The party is also taking guidance on whether legal action can be taken against the consortium of channels as well as talking to broadcasters individually. She said: "We have to look at the fine legal detail but certainly we are talking to some lawyers and they are giving us very strong support that we really appreciate. Legal action is an option whether it would be directly against ITV or against the consortium, would be a matter of detail."
Noting the lack of a legal framework around the televised debates, which were first introduced at the last election in 2010, she said the current system was demonstrably "not fit for purpose".
In an unusual alliance, Ed Miliband, Nick Clegg and Nigel Farage united to urge David Cameron to agree to participate in the televised debates after Prime Minister David Cameron stipulated he would not participate unless the Green Party was included alongside Ukip in the encounters.

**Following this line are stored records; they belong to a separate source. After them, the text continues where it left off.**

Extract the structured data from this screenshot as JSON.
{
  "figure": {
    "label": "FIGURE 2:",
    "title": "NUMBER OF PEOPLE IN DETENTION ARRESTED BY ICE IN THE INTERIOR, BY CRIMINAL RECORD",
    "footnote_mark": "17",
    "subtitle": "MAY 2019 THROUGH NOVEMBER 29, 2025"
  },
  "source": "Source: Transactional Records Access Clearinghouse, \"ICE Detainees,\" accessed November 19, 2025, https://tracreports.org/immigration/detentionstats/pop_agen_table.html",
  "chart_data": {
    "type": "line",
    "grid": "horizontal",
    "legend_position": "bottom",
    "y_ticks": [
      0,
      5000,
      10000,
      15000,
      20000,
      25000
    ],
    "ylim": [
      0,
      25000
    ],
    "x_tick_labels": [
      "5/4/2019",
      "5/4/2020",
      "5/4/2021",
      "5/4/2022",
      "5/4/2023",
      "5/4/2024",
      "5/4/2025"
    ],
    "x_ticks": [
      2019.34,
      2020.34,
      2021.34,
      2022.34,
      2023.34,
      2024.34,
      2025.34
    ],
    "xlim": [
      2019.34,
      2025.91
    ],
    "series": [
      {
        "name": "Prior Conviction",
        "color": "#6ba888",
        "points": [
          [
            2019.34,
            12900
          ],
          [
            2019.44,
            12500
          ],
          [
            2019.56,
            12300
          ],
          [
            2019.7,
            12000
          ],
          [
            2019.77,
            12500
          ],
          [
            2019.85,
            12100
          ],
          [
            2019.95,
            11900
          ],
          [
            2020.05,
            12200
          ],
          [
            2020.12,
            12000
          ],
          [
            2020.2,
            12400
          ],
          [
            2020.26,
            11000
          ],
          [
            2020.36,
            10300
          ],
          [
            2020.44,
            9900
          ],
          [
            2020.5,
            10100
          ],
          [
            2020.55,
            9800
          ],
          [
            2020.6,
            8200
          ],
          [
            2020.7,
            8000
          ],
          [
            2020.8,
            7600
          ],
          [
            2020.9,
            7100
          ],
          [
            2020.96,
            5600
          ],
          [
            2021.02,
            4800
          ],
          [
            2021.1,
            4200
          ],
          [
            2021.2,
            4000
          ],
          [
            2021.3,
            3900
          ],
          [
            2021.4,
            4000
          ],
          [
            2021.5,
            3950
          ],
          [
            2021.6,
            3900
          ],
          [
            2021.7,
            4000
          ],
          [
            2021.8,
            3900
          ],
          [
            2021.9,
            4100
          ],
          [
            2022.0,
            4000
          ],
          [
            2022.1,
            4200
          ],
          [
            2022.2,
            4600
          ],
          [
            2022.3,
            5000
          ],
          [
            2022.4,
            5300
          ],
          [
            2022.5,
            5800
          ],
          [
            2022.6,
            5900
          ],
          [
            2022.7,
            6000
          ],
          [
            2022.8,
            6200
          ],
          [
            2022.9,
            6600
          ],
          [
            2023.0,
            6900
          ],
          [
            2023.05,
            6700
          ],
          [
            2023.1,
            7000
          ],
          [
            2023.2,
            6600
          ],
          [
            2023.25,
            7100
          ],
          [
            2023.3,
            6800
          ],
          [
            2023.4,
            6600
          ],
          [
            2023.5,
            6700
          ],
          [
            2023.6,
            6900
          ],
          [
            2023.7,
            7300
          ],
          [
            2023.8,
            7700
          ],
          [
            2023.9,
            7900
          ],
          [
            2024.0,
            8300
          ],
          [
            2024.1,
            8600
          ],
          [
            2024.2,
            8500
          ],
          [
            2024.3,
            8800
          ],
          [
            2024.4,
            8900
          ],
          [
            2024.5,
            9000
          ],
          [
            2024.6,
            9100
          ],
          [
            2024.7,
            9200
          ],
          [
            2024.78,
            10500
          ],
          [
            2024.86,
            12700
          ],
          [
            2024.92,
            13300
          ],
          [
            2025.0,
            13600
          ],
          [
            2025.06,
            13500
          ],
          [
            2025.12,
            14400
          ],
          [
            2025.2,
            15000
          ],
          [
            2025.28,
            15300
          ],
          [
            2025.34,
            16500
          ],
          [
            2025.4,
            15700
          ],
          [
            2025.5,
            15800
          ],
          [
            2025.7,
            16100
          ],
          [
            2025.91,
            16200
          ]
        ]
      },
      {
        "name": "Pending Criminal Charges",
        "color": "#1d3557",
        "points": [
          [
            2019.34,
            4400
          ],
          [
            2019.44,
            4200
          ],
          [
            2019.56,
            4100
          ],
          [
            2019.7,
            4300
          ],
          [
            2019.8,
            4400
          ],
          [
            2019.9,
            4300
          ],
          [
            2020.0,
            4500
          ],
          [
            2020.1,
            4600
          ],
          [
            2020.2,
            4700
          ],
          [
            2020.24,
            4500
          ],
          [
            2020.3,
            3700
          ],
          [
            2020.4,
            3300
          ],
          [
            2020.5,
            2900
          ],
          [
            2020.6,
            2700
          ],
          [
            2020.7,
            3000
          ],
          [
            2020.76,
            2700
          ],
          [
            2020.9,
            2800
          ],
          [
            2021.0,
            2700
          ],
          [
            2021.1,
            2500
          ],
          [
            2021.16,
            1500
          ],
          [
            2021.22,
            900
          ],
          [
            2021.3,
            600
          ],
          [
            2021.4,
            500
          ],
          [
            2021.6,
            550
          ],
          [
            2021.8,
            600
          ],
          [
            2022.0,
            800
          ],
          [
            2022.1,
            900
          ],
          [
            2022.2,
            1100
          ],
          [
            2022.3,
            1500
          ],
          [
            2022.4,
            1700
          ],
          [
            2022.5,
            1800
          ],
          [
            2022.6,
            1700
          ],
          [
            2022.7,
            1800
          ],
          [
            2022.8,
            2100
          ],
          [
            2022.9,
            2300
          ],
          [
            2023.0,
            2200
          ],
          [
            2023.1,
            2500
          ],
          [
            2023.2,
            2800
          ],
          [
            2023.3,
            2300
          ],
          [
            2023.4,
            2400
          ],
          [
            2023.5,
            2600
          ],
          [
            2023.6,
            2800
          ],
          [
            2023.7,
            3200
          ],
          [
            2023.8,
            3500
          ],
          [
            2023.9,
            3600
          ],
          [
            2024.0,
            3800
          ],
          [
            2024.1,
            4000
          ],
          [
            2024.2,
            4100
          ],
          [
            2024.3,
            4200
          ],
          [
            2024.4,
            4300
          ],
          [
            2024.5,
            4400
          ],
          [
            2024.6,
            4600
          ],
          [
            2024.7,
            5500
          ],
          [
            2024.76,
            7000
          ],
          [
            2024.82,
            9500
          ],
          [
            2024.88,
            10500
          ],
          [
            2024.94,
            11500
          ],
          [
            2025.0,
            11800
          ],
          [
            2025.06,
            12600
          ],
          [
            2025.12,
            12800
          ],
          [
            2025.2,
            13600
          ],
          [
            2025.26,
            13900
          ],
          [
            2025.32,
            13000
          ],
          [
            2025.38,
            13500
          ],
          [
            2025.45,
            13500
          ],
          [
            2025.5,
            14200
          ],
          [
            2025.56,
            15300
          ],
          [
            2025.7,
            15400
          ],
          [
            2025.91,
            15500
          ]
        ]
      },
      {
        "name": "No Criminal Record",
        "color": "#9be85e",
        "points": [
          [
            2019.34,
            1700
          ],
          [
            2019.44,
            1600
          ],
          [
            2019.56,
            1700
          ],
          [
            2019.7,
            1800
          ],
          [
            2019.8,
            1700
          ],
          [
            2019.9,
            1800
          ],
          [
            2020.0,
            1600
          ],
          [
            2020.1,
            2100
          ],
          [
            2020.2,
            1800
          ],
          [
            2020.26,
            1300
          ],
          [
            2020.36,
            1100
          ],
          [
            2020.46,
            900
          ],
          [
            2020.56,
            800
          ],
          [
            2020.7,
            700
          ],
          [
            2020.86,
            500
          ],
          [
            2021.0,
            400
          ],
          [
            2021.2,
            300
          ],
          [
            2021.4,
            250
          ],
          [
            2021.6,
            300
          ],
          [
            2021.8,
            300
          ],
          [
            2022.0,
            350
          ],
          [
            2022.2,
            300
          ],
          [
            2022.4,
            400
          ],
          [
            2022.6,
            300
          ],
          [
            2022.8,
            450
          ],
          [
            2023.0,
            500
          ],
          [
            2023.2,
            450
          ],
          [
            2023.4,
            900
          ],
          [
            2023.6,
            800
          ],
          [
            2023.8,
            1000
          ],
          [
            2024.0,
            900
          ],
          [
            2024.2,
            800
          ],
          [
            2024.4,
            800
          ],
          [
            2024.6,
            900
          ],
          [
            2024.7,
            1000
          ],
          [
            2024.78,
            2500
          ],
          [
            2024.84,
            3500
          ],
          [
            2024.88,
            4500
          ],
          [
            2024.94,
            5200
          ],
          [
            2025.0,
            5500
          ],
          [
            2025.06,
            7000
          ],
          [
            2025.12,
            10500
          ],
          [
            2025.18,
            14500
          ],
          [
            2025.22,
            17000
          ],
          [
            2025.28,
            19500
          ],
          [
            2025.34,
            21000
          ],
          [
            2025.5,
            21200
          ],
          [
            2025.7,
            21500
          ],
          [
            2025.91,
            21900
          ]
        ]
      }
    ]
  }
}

Ms Bennett called Miliband, Clegg and Farage "the three amigos" and said she had written to them to suggest they get together and write a new letter, calling on the consortium to ensure the Greens were allowed to participate.
The Sydney-born politician also talked about the party’s education policy. She said: “What we have is an over-tested, over prescriptive stance on exams… the education system shouldn’t be a sausage factory… We want to abolish SATS.
“We want to have education that works for life, that’s much broader. And that means things like sex and relationship education, nutrition, food, cooking, financial education, personal finance education - we need those things.”
Ms Bennett also discusses the party's stance on corporation tax and how it plans to fund universities if its policy of scrapping tuition fees comes into fruition.
She said the only way to reduce national debt was if multi-national companies and individuals "pay their way" and proposed a 60% income tax on the wealthy, for earnings over £100,000.
Finally, Ms Bennett spoke on whether she would be willing to lead her party into a coalition government, stating “we wouldn’t under any circumstances prop up a Tory government.”